Identifies sensitive content in a specified file based on the configured policy and returns the identified result array, including the matched sensitivity labels, matched content, and number of matched items. This API uses a promise to return the result.

Required permissions: ohos.permission.ENTERPRISE_DATA_IDENTIFY_FILE

System capability: SystemCapability.Security.DataLossPrevention

Parameters

Parameter	Type	Mandatory	Description
filePath	string	Yes	File path identified. The path must be a physical path. The file to which the path points must exist and can be accessed.
identifyPolicies	Array<Policy>	Yes	An array of policies used to identify sensitive content. Each policy defines an identification rule (tags, keywords, and regular expressions). The system scans file content based on these rules and returns the matching result.

Return value

Type	Description
Promise<Array<MatchResult>>	Promise used to return the identification result of sensitive content. If the operation is successful, the matching result array is returned. If the operation fails, an error code is returned.

Error codes

For details about the error codes, see Universal Error Codes and DLP Service Error Codes.

Error Code	Error Message
201	permission denied.
801	Capability not supported.
19110001	Parameter error.Possible causes:1. Incorrect policy format. 2. Invalid parameter range.
19110002	Sensitive file content identification timed out.
19110003	The file is not supported. Possible causes:1. The file path does not exist. 2. The file type is not supported. 3. The file permission is not supported.
19110004	A system error has occurred.

Example

// Import the sensitive content identification module.
import { identifySensitiveContent } from '@kit.DataProtectionKit';

// Define the physical file path to be scanned.
let filepath = "/data/app/el1/bundle/public/bundleName/test.txt";

// Configures the policy for sensitive content identification.
let policies: Array<identifySensitiveContent.Policy> = [
  {"sensitiveLabel":"1", "keywords":[], "regex":""}
];
try {
  // Call the scanFile API to identify sensitive content in the file.
  identifySensitiveContent.scanFile(filepath, policies).then(records => {
    // Identification result
    console.info('scanFile finish');
  }).catch((err:Error) => {
    // Failed to identify.
    console.error('error message', err.message);
  })
} catch (err) {
  // Capture exceptions.
  console.error('error message', err.message);
}

Policy

Defines the policy for sensitive content identification.

In a single policy, keywords and regular expressions are combined in sequence, and two-level matching is performed. First, keyword matching is performed. If a keyword is matched, regular expression matching is performed within a scope of 100 bytes: from the position 50 bytes before the matched position of the keyword to that 50 bytes after the matched position.
Multiple policies are independent of each other, and each policy is applied separately during scanning.
sensitiveLabel is used to mark the matching result to identify the specific policy matched.

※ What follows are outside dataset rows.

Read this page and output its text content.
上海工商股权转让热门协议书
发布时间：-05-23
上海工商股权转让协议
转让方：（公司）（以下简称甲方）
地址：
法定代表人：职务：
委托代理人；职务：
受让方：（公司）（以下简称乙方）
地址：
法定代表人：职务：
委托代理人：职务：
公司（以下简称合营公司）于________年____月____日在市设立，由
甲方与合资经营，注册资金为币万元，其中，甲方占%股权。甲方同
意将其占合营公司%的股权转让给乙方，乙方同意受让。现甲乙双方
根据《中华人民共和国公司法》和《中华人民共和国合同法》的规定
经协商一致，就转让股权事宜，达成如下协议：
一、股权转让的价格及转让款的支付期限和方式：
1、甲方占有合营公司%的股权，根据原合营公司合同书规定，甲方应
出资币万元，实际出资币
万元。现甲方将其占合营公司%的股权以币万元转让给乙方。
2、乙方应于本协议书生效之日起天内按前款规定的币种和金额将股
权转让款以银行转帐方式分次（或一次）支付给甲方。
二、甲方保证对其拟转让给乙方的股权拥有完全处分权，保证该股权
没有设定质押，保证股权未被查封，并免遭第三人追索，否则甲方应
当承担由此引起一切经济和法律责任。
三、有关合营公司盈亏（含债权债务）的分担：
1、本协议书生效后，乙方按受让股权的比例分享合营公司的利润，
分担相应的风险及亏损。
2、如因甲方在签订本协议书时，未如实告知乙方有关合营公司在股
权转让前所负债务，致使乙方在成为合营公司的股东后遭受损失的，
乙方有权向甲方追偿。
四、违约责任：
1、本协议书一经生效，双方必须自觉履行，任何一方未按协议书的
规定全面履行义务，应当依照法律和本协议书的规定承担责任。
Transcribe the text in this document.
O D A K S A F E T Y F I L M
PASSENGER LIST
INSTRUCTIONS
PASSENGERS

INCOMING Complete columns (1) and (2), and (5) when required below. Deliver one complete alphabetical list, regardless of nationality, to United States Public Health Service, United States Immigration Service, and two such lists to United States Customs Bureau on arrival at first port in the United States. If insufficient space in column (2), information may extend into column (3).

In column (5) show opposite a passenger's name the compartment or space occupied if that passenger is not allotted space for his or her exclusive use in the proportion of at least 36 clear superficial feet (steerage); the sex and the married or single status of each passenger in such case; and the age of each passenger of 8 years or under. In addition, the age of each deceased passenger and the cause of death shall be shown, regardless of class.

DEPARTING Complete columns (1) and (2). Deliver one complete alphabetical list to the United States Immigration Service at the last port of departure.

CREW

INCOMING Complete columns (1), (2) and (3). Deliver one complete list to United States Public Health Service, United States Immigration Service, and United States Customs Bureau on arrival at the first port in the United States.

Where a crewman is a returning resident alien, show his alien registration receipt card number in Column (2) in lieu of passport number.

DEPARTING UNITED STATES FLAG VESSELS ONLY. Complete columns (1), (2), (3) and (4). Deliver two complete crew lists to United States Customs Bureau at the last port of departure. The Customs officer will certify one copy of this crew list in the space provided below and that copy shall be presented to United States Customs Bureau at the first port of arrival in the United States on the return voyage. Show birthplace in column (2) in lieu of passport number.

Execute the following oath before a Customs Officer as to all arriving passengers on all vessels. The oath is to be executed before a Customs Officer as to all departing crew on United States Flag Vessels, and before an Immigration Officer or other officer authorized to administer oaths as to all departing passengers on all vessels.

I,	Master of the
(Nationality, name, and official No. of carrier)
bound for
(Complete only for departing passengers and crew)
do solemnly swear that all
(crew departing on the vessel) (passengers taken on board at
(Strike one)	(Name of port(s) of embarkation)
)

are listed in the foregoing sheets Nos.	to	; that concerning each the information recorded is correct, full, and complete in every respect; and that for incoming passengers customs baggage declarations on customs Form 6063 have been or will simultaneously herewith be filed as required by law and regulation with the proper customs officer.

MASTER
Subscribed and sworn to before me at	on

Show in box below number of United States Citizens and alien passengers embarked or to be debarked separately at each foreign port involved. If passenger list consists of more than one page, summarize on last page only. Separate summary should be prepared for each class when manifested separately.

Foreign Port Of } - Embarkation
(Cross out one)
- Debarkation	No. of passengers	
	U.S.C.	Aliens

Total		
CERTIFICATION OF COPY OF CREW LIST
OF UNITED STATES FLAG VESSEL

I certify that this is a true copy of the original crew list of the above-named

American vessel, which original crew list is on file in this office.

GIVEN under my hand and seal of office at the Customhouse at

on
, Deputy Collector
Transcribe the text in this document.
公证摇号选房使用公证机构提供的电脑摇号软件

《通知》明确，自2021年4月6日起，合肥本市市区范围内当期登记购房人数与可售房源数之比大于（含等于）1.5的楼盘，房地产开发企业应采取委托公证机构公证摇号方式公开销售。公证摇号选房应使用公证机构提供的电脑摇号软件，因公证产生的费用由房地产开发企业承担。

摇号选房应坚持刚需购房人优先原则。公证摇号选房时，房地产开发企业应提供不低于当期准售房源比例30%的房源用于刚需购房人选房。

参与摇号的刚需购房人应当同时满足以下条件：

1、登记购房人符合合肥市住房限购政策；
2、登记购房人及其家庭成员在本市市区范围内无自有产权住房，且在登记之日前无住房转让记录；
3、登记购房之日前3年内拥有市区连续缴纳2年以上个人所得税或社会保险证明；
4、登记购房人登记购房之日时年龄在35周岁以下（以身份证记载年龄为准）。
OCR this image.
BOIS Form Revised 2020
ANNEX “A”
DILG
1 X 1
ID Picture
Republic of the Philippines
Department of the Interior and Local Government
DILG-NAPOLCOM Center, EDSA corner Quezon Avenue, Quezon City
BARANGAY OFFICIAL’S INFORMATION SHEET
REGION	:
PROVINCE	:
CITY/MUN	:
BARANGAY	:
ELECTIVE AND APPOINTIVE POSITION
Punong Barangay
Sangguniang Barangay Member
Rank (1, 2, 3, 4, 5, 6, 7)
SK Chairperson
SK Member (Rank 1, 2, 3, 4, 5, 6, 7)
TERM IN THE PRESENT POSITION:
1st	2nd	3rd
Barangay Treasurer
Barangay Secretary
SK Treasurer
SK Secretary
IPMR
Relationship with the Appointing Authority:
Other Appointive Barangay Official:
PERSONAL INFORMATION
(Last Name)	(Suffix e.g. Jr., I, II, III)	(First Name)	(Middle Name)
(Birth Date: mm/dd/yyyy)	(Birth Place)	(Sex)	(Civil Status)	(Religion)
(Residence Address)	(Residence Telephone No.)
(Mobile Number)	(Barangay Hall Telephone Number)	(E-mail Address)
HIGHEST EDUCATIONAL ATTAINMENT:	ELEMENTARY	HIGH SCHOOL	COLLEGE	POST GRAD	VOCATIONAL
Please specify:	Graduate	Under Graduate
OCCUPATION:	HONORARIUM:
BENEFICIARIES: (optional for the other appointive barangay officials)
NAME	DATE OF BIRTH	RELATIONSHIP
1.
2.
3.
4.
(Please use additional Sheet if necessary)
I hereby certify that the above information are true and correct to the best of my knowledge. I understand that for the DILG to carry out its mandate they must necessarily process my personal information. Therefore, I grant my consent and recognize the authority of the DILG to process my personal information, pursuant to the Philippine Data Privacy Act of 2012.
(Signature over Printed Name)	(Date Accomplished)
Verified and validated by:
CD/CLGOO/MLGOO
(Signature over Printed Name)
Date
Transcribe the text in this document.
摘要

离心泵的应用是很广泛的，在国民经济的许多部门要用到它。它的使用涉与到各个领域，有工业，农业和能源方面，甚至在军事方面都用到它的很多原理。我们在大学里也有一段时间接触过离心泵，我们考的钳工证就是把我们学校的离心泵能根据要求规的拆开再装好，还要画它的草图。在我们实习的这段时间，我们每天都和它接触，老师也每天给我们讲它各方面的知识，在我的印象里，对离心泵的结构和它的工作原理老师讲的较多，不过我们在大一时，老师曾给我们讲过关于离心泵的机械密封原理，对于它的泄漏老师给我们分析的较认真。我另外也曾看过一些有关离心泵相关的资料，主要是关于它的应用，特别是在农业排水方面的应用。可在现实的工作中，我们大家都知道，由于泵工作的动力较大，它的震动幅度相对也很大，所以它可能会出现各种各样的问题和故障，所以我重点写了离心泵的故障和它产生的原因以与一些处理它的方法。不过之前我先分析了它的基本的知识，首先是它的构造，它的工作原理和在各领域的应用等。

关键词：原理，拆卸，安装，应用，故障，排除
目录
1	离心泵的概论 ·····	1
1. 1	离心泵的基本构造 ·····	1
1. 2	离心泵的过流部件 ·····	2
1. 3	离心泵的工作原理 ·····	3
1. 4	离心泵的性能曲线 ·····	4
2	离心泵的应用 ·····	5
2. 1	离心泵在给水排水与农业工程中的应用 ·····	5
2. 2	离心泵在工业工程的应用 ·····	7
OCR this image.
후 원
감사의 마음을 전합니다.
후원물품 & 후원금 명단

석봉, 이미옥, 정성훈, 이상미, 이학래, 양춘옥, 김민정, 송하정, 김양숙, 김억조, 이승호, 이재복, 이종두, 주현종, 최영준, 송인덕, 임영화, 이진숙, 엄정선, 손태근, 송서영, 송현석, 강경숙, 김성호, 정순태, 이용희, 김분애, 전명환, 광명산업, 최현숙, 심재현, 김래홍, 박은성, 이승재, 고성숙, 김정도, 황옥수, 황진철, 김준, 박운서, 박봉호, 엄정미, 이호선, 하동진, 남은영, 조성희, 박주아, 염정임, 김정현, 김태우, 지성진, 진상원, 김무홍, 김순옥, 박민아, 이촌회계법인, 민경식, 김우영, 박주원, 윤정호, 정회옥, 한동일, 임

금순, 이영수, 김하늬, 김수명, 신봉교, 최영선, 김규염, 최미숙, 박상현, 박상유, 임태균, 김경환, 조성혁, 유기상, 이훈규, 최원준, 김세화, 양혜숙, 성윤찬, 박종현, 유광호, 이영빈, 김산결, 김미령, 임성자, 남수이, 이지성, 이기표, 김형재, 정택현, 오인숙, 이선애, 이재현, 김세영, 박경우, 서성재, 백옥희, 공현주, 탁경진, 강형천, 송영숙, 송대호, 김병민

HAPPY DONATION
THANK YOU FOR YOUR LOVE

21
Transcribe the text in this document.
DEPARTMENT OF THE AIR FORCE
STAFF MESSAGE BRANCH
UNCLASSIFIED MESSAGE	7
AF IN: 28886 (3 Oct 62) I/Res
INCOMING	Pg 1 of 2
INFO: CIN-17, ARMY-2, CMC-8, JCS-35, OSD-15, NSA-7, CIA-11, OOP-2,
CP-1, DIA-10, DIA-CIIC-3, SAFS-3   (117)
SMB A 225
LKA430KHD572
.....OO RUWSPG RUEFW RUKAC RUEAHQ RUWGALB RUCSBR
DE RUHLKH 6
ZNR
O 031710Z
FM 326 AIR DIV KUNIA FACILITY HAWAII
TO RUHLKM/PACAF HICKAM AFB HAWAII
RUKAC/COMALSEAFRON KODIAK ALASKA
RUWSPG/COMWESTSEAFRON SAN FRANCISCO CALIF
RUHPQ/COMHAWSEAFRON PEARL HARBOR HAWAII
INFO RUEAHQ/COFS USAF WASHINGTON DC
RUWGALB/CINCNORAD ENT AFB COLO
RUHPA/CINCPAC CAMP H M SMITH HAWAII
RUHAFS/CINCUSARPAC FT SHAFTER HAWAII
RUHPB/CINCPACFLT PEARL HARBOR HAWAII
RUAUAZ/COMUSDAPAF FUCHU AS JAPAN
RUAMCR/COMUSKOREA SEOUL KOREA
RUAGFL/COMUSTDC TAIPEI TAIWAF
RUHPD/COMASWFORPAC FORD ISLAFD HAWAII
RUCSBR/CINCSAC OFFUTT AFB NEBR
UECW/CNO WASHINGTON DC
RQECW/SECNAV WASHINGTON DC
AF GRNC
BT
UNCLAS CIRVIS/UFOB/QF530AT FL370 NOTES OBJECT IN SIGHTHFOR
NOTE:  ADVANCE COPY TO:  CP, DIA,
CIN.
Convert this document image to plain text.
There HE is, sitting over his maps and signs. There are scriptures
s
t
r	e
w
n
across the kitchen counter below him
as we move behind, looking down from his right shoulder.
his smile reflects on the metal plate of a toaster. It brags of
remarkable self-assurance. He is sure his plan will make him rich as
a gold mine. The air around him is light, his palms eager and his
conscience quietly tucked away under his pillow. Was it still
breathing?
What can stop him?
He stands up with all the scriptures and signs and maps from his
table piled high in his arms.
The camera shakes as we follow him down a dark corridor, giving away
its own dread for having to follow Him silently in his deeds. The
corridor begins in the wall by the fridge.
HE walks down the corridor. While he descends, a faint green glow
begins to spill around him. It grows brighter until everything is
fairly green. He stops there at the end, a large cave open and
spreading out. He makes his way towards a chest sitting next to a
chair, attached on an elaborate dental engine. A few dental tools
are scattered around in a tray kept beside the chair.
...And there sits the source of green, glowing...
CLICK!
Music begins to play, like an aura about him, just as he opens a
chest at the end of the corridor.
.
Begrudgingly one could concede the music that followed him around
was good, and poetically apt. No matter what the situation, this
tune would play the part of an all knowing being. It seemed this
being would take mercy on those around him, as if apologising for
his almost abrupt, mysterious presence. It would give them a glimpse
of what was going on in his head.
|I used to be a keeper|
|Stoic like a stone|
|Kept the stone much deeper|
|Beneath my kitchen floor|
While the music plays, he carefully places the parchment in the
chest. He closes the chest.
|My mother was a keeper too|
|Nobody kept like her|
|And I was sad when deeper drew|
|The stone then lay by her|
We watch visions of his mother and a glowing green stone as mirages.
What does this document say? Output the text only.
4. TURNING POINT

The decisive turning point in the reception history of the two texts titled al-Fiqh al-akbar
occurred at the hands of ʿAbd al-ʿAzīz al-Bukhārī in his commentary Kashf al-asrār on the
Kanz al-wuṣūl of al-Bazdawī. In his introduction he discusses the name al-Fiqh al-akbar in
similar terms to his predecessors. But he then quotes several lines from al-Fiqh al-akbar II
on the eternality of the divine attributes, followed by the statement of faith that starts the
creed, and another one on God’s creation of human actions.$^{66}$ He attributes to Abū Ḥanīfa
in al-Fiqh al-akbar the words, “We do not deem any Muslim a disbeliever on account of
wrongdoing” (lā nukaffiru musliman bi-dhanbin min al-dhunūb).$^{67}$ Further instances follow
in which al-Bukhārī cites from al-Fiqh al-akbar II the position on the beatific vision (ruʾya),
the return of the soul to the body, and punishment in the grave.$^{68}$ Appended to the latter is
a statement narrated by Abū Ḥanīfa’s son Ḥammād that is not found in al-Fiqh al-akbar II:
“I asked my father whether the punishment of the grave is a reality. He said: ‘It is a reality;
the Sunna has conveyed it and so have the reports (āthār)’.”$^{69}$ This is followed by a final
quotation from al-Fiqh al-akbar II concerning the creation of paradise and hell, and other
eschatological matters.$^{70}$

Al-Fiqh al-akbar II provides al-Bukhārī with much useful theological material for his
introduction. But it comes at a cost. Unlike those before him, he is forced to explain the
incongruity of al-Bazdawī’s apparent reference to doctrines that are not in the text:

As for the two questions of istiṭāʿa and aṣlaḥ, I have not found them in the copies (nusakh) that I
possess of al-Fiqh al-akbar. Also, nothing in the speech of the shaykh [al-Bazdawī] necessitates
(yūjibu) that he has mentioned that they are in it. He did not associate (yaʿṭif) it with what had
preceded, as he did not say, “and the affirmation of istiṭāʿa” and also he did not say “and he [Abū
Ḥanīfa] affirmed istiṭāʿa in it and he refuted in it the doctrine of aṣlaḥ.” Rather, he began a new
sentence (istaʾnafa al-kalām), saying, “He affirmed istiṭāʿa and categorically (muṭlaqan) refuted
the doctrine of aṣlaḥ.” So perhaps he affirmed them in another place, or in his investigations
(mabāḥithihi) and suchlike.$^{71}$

System capability: SystemCapability.Security.DataLossPrevention

Name	Type	Read-Only	Optional	Description
sensitiveLabel	string	No	No	Label of an identification policy, which is used to identify and classify matching results. The value is a string of 1 to 30 bytes.
keywords	Array<string>	No	No	Keyword set, which is used to match sensitive keywords in a file. The system searches for these keywords in the file content and returns the identification result if a keyword is matched. The keywords are case-sensitive. The array can contain a maximum of 50 elements, and each element can contain a maximum of 30 bytes.
regex	string	No	No	Regular expression used to match sensitive content. The system performs pattern matching on the file content based on the regular expression. The matched content is returned. The value contains 0 to 512 characters. When entering a string, check whether some special characters (such as backslash (), double quotation marks ("), and newline characters) are automatically escaped to ensure the input effect of the string.

MatchResult

Displays the identification result of sensitive content.

System capability: SystemCapability.Security.DataLossPrevention

Name	Type	Read-Only	Optional	Description
sensitiveLabel	string	Yes	No	Label of an identification policy, which corresponds to sensitiveLabel in the input policy and is used to label the policy used to identify the matching result.
matchContent	string	Yes	No	Matched sensitive content segment, that is, the text content matched by keyword or regular expression.
matchNumber	number	Yes	No	Total number of matched items.